On Friday I had the opportunity to attend a celebration of the Aorere Catchment Project in Golden Bay. When I had been presenting the Green New Deal in Takaka several local people had mentioned the project to me in tones of pride, so I jumped at the chance to attend the celebration.
Readers of this blog will recall that one of the projects that we included in our Green New Deal Stimulus Package – what we would do to stimulate the economy and restore the environment if we were the Government right now – was a $200m per annum investment over 9 years to protect rivers and streams with fencing and riparian planting.
Last week the urgency of this work was once more brought home by two new reports highlighting the speed with which freshwater quality has been degraded in recent years.
What has been achieved here is extraordinary. Nestled between Kahurangi National Park and the sea, the Aorere catchment is home to around 500 people, and the principle land use has been dairying. The river flows into a bay that is home to a number of mussel farms. Not so long ago tensions in Golden Bay were running high, with familiar tensions between dairy farmers, greenies and Fish and Game, augmented by a further difficulty where the aquaculture industry claimed that E. coli contamination of the river from dairy farming rendered their industry on the verge of closure.
Then something extraordinary happened. The dairy farmers in the catchment got together to do something about the problem. While not everyone was an immediate enthusiast, all agreed to be part of a project to clean up the waterways. The project has been supported by Landcare Trust and MAF’s Sustainable Farming Fund, and has involved collaboration between the dairy and the mussel farmers, scientists and technical experts from multiple agencies, and the Golden Bay Streamcare Group. This latter group comprised an amazing group of volunteers who have raised seedlings, planted them out along stream and river banks and then gone back to release and care for the plantings.
In the space of a few short years the improvement in water quality has been brilliant.
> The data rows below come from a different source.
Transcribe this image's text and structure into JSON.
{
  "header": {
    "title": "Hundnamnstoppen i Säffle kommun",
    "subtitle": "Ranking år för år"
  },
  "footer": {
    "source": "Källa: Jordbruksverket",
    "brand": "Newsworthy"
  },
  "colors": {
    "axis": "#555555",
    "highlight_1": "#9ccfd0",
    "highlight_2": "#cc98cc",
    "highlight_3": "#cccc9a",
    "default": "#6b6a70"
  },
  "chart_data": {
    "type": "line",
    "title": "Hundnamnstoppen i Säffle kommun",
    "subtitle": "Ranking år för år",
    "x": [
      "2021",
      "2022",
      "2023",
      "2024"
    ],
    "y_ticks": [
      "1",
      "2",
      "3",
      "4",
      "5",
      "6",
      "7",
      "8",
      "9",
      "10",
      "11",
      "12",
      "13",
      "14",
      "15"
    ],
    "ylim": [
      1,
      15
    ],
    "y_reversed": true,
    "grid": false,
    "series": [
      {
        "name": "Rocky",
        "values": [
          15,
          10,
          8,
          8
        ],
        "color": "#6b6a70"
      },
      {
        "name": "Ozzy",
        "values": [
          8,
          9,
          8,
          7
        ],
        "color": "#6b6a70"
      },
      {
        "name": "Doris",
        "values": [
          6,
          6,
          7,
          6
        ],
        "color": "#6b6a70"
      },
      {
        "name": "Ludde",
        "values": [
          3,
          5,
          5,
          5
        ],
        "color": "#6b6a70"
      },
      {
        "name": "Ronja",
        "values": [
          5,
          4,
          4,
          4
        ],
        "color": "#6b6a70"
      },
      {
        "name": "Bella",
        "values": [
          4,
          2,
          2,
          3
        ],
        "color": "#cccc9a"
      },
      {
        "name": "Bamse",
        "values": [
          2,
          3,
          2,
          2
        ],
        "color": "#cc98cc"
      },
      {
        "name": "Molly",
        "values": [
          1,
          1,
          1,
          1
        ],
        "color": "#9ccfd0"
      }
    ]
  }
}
This can be seen in return of biodiversity, but is perhaps even better measured by the effect on aquaculture: days where water quality conditions allowed mussel harvest improved markedly from 28% before the project to 80% now. The riparian plantings are now several metres tall in some places, and the return of bird life has been noticeable. One of the farmers I spoke to said that he hadn’t noticed any productivity changes – up or down – from the changes, but there had been animal welfare gains with greater shade for the stock from the riparian plantings.
This group is going to continue work in the Aorere and believe that more is achievable, but their model is also for export, with members of the group talking about the project with farmer groups in other parts of the country, and a new batch of Sustainable Farming funding just approved by MAF for further work in the Aorere and to use the same approach in the Rai catchment north-east of Nelson.
One of the interesting questions this all raises, of course, is what the conditions are that will best facilitate the uptake of this model in other parts of New Zealand. While those involved were anxious to say that there was nothing special about them, attempts to get the model going in a neighbouring catchment have been unsuccessful.
A couple of the farmers there took me to task about our criticism of the Clean Streams Accord and their perception that our criticism of “dirty dairying” was unfair and unhelpful. On the other hand, my observation was that several of the farmers I spoke with identified the very uncomfortable standoff that had arisen and that negative community perceptions about dairying practices as catalysts for action. Would the project have happened without these? I’d like to talk with these farmers some more about that.
What we all do agree on is the huge value of bringing everyone together and talking with those we have disagreements with – maybe a positive sign for the collaborative governance model. We also all agree on the great value of highlighting and celebrating the positive. Jeanette’s currently out there visiting farms that use good sustainability practices, so that we can do exactly that. In the meantime, it would be hard to go past the inspirational nature of the Aorere Catchment Project and all of the individuals and groups who have been associated with it.